Meantime, Pope had set out to find shelter, only making it a few feet.

"And this cattle guard was solid ice,” Pope said. “My feet went up in the air, and I landed on these bars. Right on my back. And I had wicked pain in my back. I said, 'My God, I've finally broken the thing in half.'"

After briefly blacking out, Pope woke up with Suzy right by his side. Both were covered in snow. At that point, Pope started crawling through the driving snow.

"I was shaking like a leaf,” Pope said. “I was in a stage of hypothermia. And I was covered in snow. Like three inches on me. It had just blown right over me."

Suzy never left his side during the long, slow crawl through the howling blizzard.

"She was right there next to me," Pope said. “I couldn't move my left leg."

Then, he came upon a cabin he had seen before.

"That place saved me," Pope said pointing to the cabin. “And I pushed the door open. It was unlocked. I made it because of my dog."

All the while, Sanchez and a friend were barreling through the driving snow and finally made it to Pope’s truck.

"We start flashing lights, honking the horn and there's no sign of him," Sanchez said.

Pope was long gone and after searching the area for a bit, Sanchez and his friend turned back thinking Pope somehow found another ride.

As if his story of survival weren't crazy enough, Pope happened to have a plastic survival pouch in his pocket that he carries all the time.

"A book of matches, a brand new lighter, not one you find, and a ball of cotton that size right there,” Pope said. “Ever since I was ten. The Boy Scouts teach you a lot. You don't just get merit badges for nothing."

There happened to be a huge wood burning stove in the cabin.

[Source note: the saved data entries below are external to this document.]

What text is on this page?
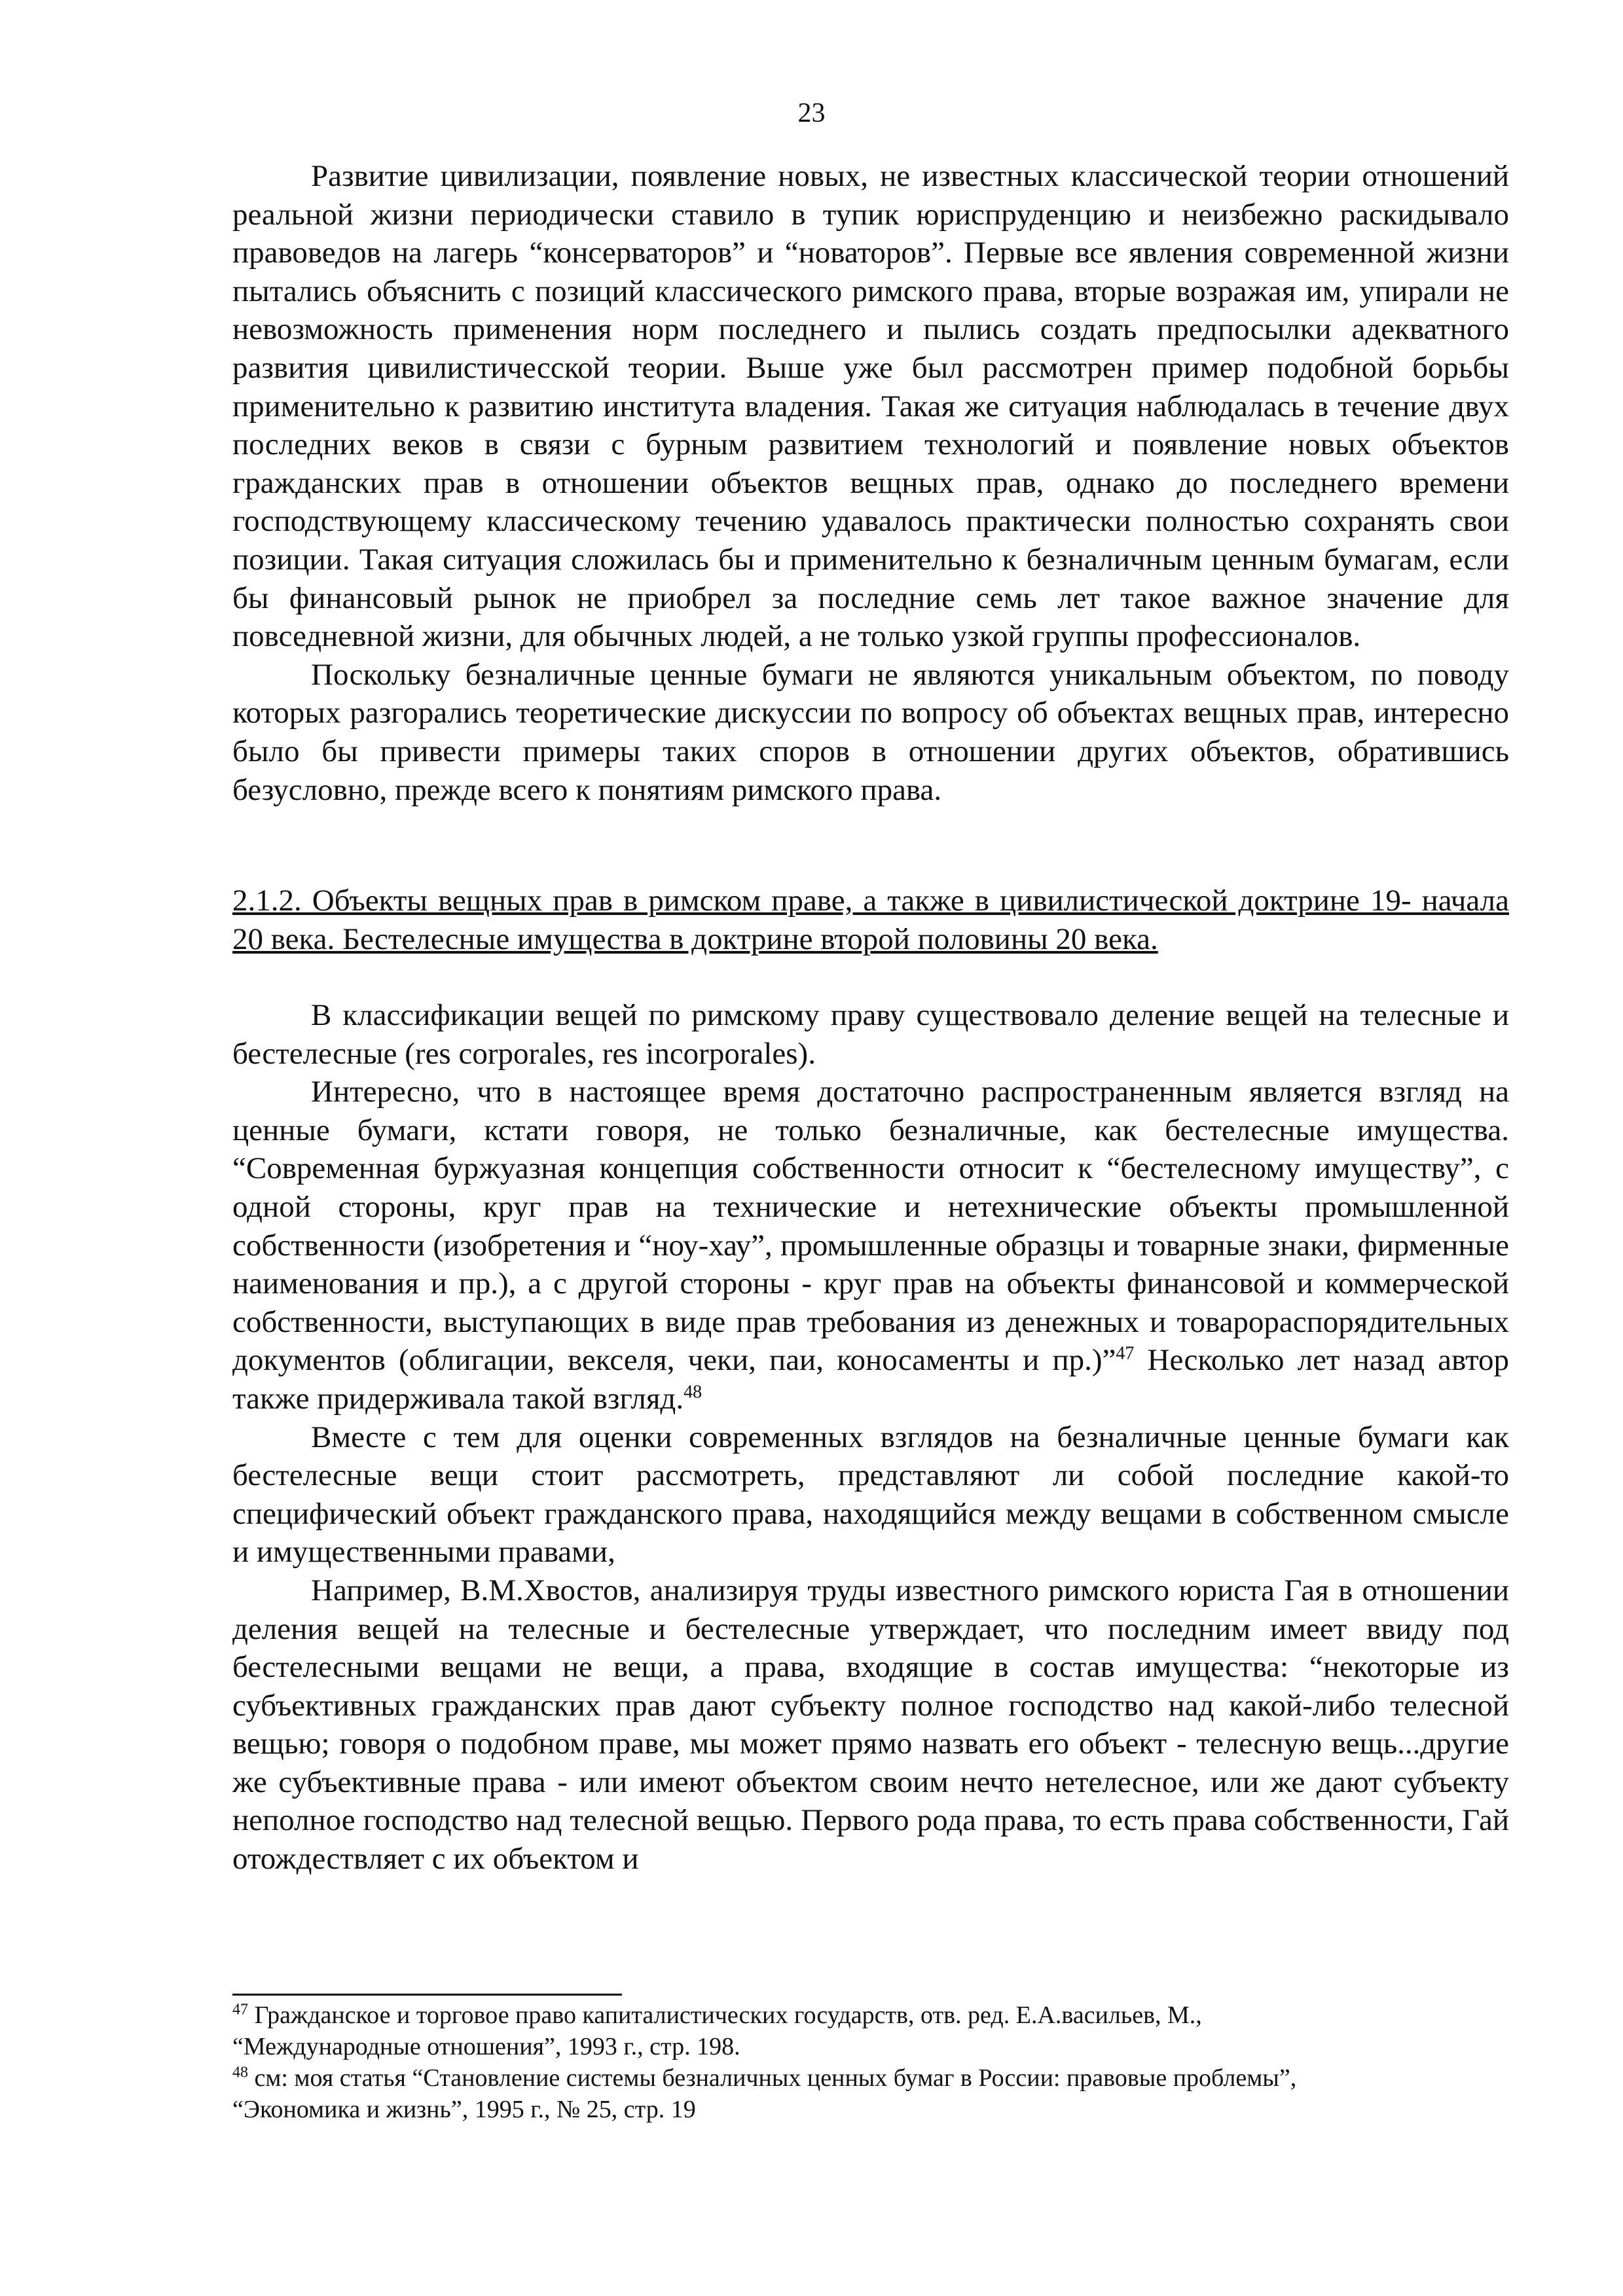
23

Развитие цивилизации, появление новых, не известных классической теории отношений реальной жизни периодически ставило в тупик юриспруденцию и неизбежно раскидывало правоведов на лагерь “консерваторов” и “новаторов”. Первые все явления современной жизни пытались объяснить с позиций классического римского права, вторые возражая им, упирали не невозможность применения норм последнего и пылись создать предпосылки адекватного развития цивилистичесской теории. Выше уже был рассмотрен пример подобной борьбы применительно к развитию института владения. Такая же ситуация наблюдалась в течение двух последних веков в связи с бурным развитием технологий и появление новых объектов гражданских прав в отношении объектов вещных прав, однако до последнего времени господствующему классическому течению удавалось практически полностью сохранять свои позиции. Такая ситуация сложилась бы и применительно к безналичным ценным бумагам, если бы финансовый рынок не приобрел за последние семь лет такое важное значение для повседневной жизни, для обычных людей, а не только узкой группы профессионалов.

Поскольку безналичные ценные бумаги не являются уникальным объектом, по поводу которых разгорались теоретические дискуссии по вопросу об объектах вещных прав, интересно было бы привести примеры таких споров в отношении других объектов, обратившись безусловно, прежде всего к понятиям римского права.

2.1.2. Объекты вещных прав в римском праве, а также в цивилистической доктрине 19- начала 20 века. Бестелесные имущества в доктрине второй половины 20 века.

В классификации вещей по римскому праву существовало деление вещей на телесные и бестелесные (res corporales, res incorporales).

Интересно, что в настоящее время достаточно распространенным является взгляд на ценные бумаги, кстати говоря, не только безналичные, как бестелесные имущества. “Современная буржуазная концепция собственности относит к “бестелесному имуществу”, с одной стороны, круг прав на технические и нетехнические объекты промышленной собственности (изобретения и “ноу-хау”, промышленные образцы и товарные знаки, фирменные наименования и пр.), а с другой стороны - круг прав на объекты финансовой и коммерческой собственности, выступающих в виде прав требования из денежных и товарораспорядительных документов (облигации, векселя, чеки, паи, коносаменты и пр.)”$^{47}$ Несколько лет назад автор также придерживала такой взгляд.$^{48}$

Вместе с тем для оценки современных взглядов на безналичные ценные бумаги как бестелесные вещи стоит рассмотреть, представляют ли собой последние какой-то специфический объект гражданского права, находящийся между вещами в собственном смысле и имущественными правами,

Например, В.М.Хвостов, анализируя труды известного римского юриста Гая в отношении деления вещей на телесные и бестелесные утверждает, что последним имеет ввиду под бестелесными вещами не вещи, а права, входящие в состав имущества: “некоторые из субъективных гражданских прав дают субъекту полное господство над какой-либо телесной вещью; говоря о подобном праве, мы может прямо назвать его объект - телесную вещь...другие же субъективные права - или имеют объектом своим нечто нетелесное, или же дают субъекту неполное господство над телесной вещью. Первого рода права, то есть права собственности, Гай отождествляет с их объектом и

$^{47}$ Гражданское и торговое право капиталистических государств, отв. ред. Е.А.васильев, М.,

“Международные отношения”, 1993 г., стр. 198.

$^{48}$ см: моя статья “Становление системы безналичных ценных бумаг в России: правовые проблемы”,

“Экономика и жизнь”, 1995 г., № 25, стр. 19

"It was the biggest wood burning stove I had ever seen,” Pope said. “I just scooped up a bunch of dust and deer hair and the first match strike to the cotton — poof! Flame. Survival. Heat."

Pope knew at that point he and Suzy had a chance.

"I said, ‘I gotta save this dog. She's my best friend in the whole world,'" Pope said.

They stayed in the cabin through the night and then the next morning, hope arrived.

"I was plowing the road to get out and I came upon his truck and couldn't get past it," said Charlie Bearden, who lives about five miles past the cabin in the other direction.

"And I yell at the top of my lungs, 'Help!'” Pope said. “And I heard the truck stop."

Bearden happened to have the window down on his plow truck because the mirror was broken, and he was holding it up with his hand.

"And I'm like, 'What the hell? There's no one supposed to be up here,'" Bearden said.

Bearden almost didn’t plow that morning.

“I was just going to let it melt a little,” Bearden said.

“One word: Grateful," Pope said.

"I don't think he'd have made it through another day," Bearden said.

"It's real up there,” Sanchez said. “For sure. There ain't no doubt."

It's a survival story that took a village.

"You can call somebody up in this neck of the woods and leave a message that you need help, and an instant army will be formed," Pope said.

Sanchez immediately reached out to local authorities who initialized a search and rescue operation.

"That little cow dog that we adopted five years ago saved my life," Pope said.